First, however, bear with me as I take you back to the years just before 1994. I was a teacher then, ‘eating chalk’ in one of the Kenyan secondary schools dotting the country.

I was with a number of my brethren and ‘sistren’ who were similarly engaged, in a protracted effort to create knowledge, sometimes in impossible establishments known as ‘Harambee’ schools.

As a teacher then, with inducement of some extra dough from parents, you’d sometimes do extra work to try and force some wisdom down the throats of these ‘Harambee students’.

In turn, that extra weight in the pocket gave you the courage to ‘wet your coxcomb’ (kwinyara mw’isunzu) and buy an air ticket.

With which air ticket, you could be airborne and go see your people – and maybe also dispense some futile effort to seek out a bride! – in the refugee camps of either Uganda or Congo Kinshasa, or even Burundi.

It is on your way back that, once at the Jomo Kenyatta International Airport, you fell into the horns of dilemma. At the Immigration desk, there was a sign marked “Kenyans”, another, “East African Community Members” and, another, “Tourists”.

You were none of these and hence, your dilemma: where do you queue up? You were titular holder of some paper similitude of a passport called ‘Refugee Travel Document’, which cynically described you as a ‘stateless, prohibited immigrant’.

In your pedagogical wisdom, you opted to queue up at “Kenyans”, since you were a teacher in Kenya, and then presented yourself at the counter.

One glance at the familiar, blue hard cover of your ‘passport’ and the immigration officer possessively put your document to the side. 

But you were prepared for that. So, you removed your clenched fist from your pocket and, with a lot of noisy familiarity, proclaimed in that Kiswahili they call ‘Sheng’: “Sa, ni aje, Ofisa? Ka-job kanaendela, mazeee?”

In case you’ve not been to Nairobi, ‘Sheng’ is a corrupted mixture of English and Kiswahili that comes out as no language at all! The above greeting simply means: “So, how are you, officer? Is the job going on well, old friend?”

As for the meaning of the clenched fist, those who know the language of corruption à la Kenyanne will tell you that in that pretence at greetings, money will have changed hands. And, of course, the immigration officer will have come out richer.
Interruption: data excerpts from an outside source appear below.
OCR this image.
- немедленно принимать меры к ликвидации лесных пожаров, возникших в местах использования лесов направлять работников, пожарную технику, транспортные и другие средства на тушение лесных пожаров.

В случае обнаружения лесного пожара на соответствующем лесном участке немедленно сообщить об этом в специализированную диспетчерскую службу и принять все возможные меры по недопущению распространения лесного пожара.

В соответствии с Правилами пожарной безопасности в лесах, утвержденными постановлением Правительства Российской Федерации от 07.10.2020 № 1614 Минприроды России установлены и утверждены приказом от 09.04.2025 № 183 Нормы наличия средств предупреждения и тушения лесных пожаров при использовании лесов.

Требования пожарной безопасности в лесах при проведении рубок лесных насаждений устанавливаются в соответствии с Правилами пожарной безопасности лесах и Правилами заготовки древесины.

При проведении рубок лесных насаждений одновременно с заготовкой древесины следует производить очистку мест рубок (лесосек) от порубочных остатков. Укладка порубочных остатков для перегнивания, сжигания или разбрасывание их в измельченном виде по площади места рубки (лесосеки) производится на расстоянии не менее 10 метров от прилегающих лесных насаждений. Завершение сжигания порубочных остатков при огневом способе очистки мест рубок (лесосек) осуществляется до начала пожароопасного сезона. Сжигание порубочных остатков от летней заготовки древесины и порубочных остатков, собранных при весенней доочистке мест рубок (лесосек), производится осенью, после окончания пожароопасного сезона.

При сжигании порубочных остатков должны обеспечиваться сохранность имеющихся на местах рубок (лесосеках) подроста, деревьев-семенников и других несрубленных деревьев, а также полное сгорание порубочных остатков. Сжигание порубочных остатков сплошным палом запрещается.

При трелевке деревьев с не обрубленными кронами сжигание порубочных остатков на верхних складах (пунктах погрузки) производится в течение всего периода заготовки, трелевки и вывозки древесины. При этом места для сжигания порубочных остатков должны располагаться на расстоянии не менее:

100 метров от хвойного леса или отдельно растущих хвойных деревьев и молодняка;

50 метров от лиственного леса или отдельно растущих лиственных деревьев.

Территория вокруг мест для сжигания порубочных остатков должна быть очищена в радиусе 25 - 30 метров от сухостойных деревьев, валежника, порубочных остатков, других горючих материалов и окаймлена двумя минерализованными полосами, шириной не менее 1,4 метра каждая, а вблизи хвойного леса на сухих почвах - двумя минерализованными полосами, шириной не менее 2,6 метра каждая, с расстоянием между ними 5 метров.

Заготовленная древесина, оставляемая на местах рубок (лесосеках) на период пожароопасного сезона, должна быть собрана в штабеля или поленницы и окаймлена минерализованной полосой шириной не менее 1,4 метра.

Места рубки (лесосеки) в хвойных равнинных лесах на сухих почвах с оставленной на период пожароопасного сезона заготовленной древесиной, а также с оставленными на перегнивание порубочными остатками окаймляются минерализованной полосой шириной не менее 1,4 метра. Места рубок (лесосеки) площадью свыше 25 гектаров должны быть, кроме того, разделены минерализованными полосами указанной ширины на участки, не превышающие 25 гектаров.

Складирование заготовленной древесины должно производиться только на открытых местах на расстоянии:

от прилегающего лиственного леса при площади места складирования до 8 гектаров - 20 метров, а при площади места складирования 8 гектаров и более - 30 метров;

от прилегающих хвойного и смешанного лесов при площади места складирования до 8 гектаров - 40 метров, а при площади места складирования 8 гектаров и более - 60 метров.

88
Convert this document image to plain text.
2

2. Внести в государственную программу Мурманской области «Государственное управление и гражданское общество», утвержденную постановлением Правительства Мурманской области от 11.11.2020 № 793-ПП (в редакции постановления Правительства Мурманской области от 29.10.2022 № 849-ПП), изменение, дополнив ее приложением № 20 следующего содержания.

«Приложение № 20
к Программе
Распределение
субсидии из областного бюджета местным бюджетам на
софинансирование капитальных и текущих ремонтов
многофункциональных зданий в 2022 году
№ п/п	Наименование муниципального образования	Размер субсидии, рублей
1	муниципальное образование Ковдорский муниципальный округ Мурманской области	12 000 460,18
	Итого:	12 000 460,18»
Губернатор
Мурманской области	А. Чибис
You, then, as a stateless teacher in Kenya, retrieved your document and morosely proceeded to catch a public bus to your ‘Harambee School’, your pockets feeling as if they’ve never entertained any pecuniary visit!.......

Anyway, back to my last Christmas visit. At the airport, I proceeded to the “East Africans” counter and was treated with all the privileges of a ‘stateful’ person. But trust a Kenyan ‘officer’ to somehow always get you!

On our way to the Nairobi city centre, the driver of my taxi was nabbed for ‘pointing the nose of his car’ in the round-about!

How ‘pointing the nose’ was a mistake, and how I came to be the one to cough up KSh. 2000 to the two police officers, you can only appreciate if you’ve been to Kenya!